Because farmers are struggling under multiple crises of Eskom, a decaying economy and threats of land seizures, the problem is being increasingly passed down on a broke working class which is increasingly borrowing to afford food.

There is a growing silent hunger and malnutrition that is under-reported, especially in South Africa’s sprawling urban townships. Gauteng, the country’s most wealthy metropolitan region, is now the country’s hungriest province according to the latest household food security survey from Statistics South Africa. About 25.3% of all households there are now ‘food inadequate’ and in the city of Johannesburg alone 11.5% of all households are considered hungry.

“It’s a tip of the iceberg – far more Black households are going to bed without eating,” Nhachi says. “Rural districts could be worse off.”

Soaring costs of key potatoes, tomatoes, peppers have made ‘Shisa Nyama’, a common household staple of grilled meat and corn in South Africa, as an extremely unaffordable and out-of-reach meal for many, the Pietermaritzburg Economic Justice and Dignity, a leading anti-poverty non-profit, warned in May.

Upstart farmers like Catherine Daxa who keeps a flock of egg-laying brown hens in her backyard to supply market traders in Soweto, the largest township in South Africa, blames a collapsing currency and punishing inflation that’s making feed for her animals very expensive.

“It’s everything: feed for the hens, electric lights to keep the chickens warm; medicine to keep disease at bay; fuel to ferry the chickens to market – it’s all too expensive for us producers and we simply hike selling prices,” Daxa tells The Africa Report whilst picking crates of fresh brown egg from her informal coops.

Hope

Despite the headwinds of crisis, South Africa’s agriculture still has a bright future, argues Wandile Sihlobo, the chief economist at the Agricultural Business Chamber of South Africa.
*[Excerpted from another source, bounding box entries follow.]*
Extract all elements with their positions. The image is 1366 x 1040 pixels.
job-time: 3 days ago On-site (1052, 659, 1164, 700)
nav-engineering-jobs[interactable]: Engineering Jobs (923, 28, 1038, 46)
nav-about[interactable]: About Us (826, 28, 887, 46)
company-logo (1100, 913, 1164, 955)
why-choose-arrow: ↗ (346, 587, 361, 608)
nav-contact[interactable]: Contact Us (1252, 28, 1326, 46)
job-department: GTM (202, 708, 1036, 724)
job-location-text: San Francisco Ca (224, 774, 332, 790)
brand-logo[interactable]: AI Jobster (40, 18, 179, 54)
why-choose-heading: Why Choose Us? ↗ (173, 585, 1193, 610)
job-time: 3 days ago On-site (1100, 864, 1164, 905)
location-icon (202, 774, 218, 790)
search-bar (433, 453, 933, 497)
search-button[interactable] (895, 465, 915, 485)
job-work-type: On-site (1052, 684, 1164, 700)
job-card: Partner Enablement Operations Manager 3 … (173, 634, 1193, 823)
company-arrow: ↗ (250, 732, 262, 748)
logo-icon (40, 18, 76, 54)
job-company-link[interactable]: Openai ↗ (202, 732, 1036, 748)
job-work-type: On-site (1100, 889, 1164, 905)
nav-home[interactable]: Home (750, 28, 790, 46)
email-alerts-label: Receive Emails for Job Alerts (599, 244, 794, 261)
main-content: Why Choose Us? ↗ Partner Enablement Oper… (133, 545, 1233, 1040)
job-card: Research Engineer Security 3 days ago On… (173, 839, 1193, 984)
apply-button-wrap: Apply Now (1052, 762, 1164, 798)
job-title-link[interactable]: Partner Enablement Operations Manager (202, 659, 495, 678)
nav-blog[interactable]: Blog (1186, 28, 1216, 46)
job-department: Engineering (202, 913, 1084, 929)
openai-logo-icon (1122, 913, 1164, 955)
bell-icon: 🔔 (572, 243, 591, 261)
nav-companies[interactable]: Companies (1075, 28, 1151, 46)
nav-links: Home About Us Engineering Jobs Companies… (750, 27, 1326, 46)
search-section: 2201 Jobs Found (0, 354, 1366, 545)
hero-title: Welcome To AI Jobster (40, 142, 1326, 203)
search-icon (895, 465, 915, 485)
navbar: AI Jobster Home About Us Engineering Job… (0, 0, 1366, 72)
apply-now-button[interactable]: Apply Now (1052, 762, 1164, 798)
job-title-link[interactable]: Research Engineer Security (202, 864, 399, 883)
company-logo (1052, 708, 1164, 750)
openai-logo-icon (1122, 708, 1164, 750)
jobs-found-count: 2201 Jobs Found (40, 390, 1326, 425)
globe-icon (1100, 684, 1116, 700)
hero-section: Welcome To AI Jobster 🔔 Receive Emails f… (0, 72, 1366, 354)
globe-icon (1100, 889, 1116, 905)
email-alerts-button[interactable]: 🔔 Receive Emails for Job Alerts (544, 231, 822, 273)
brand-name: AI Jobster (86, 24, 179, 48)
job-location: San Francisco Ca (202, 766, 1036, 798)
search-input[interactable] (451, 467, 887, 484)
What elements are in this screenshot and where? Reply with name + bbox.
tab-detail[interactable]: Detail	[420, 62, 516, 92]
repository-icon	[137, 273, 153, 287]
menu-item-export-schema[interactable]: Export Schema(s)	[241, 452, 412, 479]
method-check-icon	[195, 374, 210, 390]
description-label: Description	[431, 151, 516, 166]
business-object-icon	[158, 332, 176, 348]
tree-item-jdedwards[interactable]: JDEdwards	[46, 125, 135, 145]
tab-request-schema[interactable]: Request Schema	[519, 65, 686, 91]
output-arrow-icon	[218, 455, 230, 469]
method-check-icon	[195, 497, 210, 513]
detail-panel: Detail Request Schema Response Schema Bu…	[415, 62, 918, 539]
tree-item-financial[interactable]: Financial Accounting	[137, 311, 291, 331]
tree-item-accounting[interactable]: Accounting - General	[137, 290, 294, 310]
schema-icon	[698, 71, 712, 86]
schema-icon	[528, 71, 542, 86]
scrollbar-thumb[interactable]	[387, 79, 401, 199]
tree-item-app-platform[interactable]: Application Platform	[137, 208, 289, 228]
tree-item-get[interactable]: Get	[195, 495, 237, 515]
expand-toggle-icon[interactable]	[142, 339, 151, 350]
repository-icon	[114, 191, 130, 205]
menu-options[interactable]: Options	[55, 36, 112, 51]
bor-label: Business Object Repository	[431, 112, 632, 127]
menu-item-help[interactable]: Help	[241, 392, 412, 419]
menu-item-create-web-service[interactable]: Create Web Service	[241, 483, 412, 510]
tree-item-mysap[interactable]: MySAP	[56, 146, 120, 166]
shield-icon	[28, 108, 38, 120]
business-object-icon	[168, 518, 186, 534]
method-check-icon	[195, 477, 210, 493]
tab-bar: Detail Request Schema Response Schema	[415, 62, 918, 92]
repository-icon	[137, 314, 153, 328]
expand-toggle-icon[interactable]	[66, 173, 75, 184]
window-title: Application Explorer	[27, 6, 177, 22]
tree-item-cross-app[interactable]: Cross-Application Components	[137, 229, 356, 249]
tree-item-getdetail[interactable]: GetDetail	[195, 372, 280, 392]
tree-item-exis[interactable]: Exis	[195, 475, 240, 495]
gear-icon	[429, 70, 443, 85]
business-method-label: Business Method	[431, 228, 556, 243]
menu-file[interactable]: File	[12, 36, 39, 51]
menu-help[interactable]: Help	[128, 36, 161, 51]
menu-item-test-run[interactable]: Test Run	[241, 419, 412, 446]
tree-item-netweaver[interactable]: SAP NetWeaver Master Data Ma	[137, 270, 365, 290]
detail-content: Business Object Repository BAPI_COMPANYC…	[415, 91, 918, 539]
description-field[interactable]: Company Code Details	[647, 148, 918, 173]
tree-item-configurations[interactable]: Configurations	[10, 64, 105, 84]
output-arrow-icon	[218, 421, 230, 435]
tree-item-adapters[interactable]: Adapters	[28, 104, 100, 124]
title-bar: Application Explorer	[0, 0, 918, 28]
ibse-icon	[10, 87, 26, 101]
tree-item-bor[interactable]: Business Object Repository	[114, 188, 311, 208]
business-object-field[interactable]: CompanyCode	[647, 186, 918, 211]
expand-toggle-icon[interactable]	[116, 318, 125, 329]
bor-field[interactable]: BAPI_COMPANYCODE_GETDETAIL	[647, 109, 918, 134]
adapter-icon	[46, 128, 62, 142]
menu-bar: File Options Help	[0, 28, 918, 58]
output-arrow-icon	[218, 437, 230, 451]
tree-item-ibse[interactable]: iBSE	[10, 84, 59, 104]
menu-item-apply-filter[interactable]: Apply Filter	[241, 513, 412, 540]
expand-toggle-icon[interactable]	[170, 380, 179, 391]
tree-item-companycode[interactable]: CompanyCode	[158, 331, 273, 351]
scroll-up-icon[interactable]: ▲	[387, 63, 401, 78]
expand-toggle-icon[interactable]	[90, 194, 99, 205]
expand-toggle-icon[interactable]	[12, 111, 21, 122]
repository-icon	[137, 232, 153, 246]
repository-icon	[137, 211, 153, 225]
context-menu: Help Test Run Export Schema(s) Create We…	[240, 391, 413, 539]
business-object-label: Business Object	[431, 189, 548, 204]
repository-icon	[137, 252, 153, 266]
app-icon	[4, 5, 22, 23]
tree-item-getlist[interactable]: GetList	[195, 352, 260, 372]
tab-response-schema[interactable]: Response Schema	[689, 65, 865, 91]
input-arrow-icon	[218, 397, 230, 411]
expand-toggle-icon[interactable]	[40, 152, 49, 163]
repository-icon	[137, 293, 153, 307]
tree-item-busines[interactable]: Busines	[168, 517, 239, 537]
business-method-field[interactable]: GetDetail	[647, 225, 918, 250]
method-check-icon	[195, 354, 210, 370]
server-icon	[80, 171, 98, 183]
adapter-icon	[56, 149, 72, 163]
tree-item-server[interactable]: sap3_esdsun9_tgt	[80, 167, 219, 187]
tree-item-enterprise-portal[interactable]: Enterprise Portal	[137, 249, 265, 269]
“South Africa’s agriculture, its food security and export ability are intact,” an upbeat Sihlobo tells The Africa Report.

Sihlobo leans into the current food inflation crisis and says, there is a lag – between three and five months – with regards to farm and retail prices of some food products, which explains the stubborn food price increases in the country. Unfavourable weather conditions over the past few months have also disrupted production, leading to a pick-up in some vegetable product prices, he adds.

“There could be some moderation (into) the year’s second half,” Sihlobo says of his hopes that food affordability will be saner for South Africa’s consumers.